Advice for the concerned family and friends of an aspiring author

So, someone in your family, or maybe your best friend, is “writing a novel.” At first it was an interesting novelty and you made what you thought was the appropriate comment: “Maybe you’ll get on Oprah.” Then your friend, or sister, or whatever, asked you to read the first draft of the ms, and honestly, it wasn’t that great; it needed work. But you told her it was awesome, because what else could you say, right? And you asked the most pertinent question you could think of: “Have you chosen a publisher yet?” You figured the publisher would fix the book for her. To your surprise, as generous as you were being, the aspiring writer then laughed and explained:

“It doesn’t work that way. First I have to get some honest feedback and then revise. Eventually, I will query agents. That means I will do a lot of research to find the ones who are interested in my kind of story, and I will send them a letter asking if they would like to look at my book. It’s harder than it sounds, because the letter has to be pitch perfect. It has to grab the agent’s attention and make him or her interested enough to want to read some of my pages.”
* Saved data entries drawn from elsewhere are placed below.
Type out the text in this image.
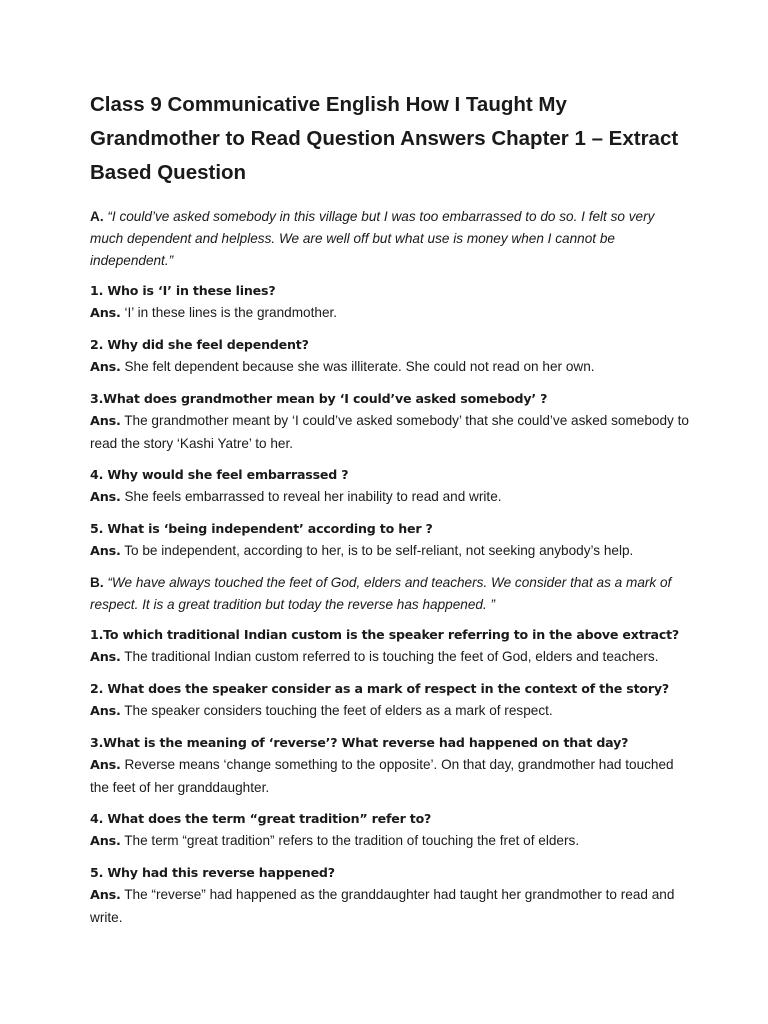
Class 9 Communicative English How I Taught My Grandmother to Read Question Answers Chapter 1 – Extract Based Question

A. “I could’ve asked somebody in this village but I was too embarrassed to do so. I felt so very much dependent and helpless. We are well off but what use is money when I cannot be independent.”

1. Who is ‘I’ in these lines?

Ans. ‘I’ in these lines is the grandmother.

2. Why did she feel dependent?

Ans. She felt dependent because she was illiterate. She could not read on her own.

3.What does grandmother mean by ‘I could’ve asked somebody’ ?

Ans. The grandmother meant by ‘I could’ve asked somebody’ that she could’ve asked somebody to read the story ‘Kashi Yatre’ to her.

4. Why would she feel embarrassed ?

Ans. She feels embarrassed to reveal her inability to read and write.

5. What is ‘being independent’ according to her ?

Ans. To be independent, according to her, is to be self-reliant, not seeking anybody’s help.

B. “We have always touched the feet of God, elders and teachers. We consider that as a mark of respect. It is a great tradition but today the reverse has happened. ”

1.To which traditional Indian custom is the speaker referring to in the above extract?

Ans. The traditional Indian custom referred to is touching the feet of God, elders and teachers.

2. What does the speaker consider as a mark of respect in the context of the story?

Ans. The speaker considers touching the feet of elders as a mark of respect.

3.What is the meaning of ‘reverse’? What reverse had happened on that day?

Ans. Reverse means ‘change something to the opposite’. On that day, grandmother had touched the feet of her granddaughter.

4. What does the term “great tradition” refer to?

Ans. The term “great tradition” refers to the tradition of touching the fret of elders.

5. Why had this reverse happened?

Ans. The “reverse” had happened as the granddaughter had taught her grandmother to read and write.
Oh, you thought. Well, how hard can it really be? The next time you see your friend, a few months have gone by. She is excited because she got some requests for the ms. “Great, you say, so how much are they going to pay you?”

“No,” she rolls her eyes. “Agents don’t pay writers. And I have to get an agent before I can get a publisher and money is not really what it’s about. Most writers don’t even get paid very much. I haven’t even heard back on the requests for the full manuscript, yet.”

“Oh,” you say, confused. If money isn’t what it’s about then why is she doing it at all? But you don’t want to seem shallow, so you say instead: “What’s taking them so long?”

“It takes a long time,” your friend tells you. “Agents have to take care of their signed clients first. They read manuscripts on nights and weekends. It could take up to six months to get back to me. I am still querying though.”

WTF? you think. Now I know she really is crazy. Who would wait that long for a rejection? Especially if there was no money in it?

More time goes by, and your friend declines to come to your most recent Pampered Chef Party. She has to work on her book, she says. “What do you mean? I thought it was done?” you say, but are informed that she recieved some really helpful feedback with her last rejection. So she has decided to  rewrite the second half, realizing now that the ending fell a little short. “God,” you moan. “Why would you do that? They rejected it. Maybe you should write something new, or better yet, come to my party.”

Your friend politely declines and is not heard from again for a while. In fact others are starting to get worried. How many times can she edit this book? She’s started to make excuses for not coming to all sorts of gatherings. Let it go already, you are all thinking. But she won’t listen to reason. “It’s nice to have dreams,” you tell her when she finally answers the phone, “but be reasonable. Maybe you should just self-publish.”

Next time you hear from her, an agent has said that the book was really good, but needed some more revision. So, your friend, as crazy as she is, is revising the thing again. Of course, being a good friend, you tell her she is insane to change her book just because an agent asked her to. Your friend just smiles obscurely, finishes her tea, and goes home. Now you are really worried. Quickly, your friend has become a delusional recluse.  Something needs to be done.

And you are correct, dear family member or friend. Here is what you should do:

Be really proud of your writer for following through and working hard. She has slogged through the slush pile and taken her rejections in stride. She has worked hard to revise her book when flaws became apparent, she has worked to follow the rules and to get noticed. If she pulls it off, she will have fulfilled that dream you thought she should toss away because attaining it was too hard. And remember this is what it means to follow a dream. It means giving up other things and working a lot to get better and better until it’s great.

If you really want it, you will find a way. If you don’t, you will find an excuse. Writing is what she wants to do. It is not a hobby or a whim. It is a second job worth doing.

So smile and pat her on the back and tell her you are proud of her and ask her questions about her characters and her process, and listen, because writers write what they know and guess what, she knows you.

3 thoughts on “Advice for the concerned family and friends of an aspiring author

  1. @ShelleySly – the eys glazing over is the worst part. I think people just aren't sure what to say because it is out of their realm. But, if a family member were training to be an olympic athlete or an actor or something, I would think they would have questions to ask. I guess it is just the obscurity of what a writer does and that is why I wrote this post. I have just gotten to the point where I tell people straight out what the process is. @Cheyenne – thanks 🙂

  2. This is the *BEST* post I've ever read about what the writing process is really like, and how important it is to those of us who seriously pursue this dream. Every friend or family member of a writer needs to read this.

  3. Yes. This. I try to explain this to family and non-writer friends, but they don't always get it. What's been bugging me lately is that I'm writing my 8th book, been writing for years now, and a few of my loved ones keep asking, "so how's The Book?" Which one? I've told them about several, but I guess they keep assuming it's just one.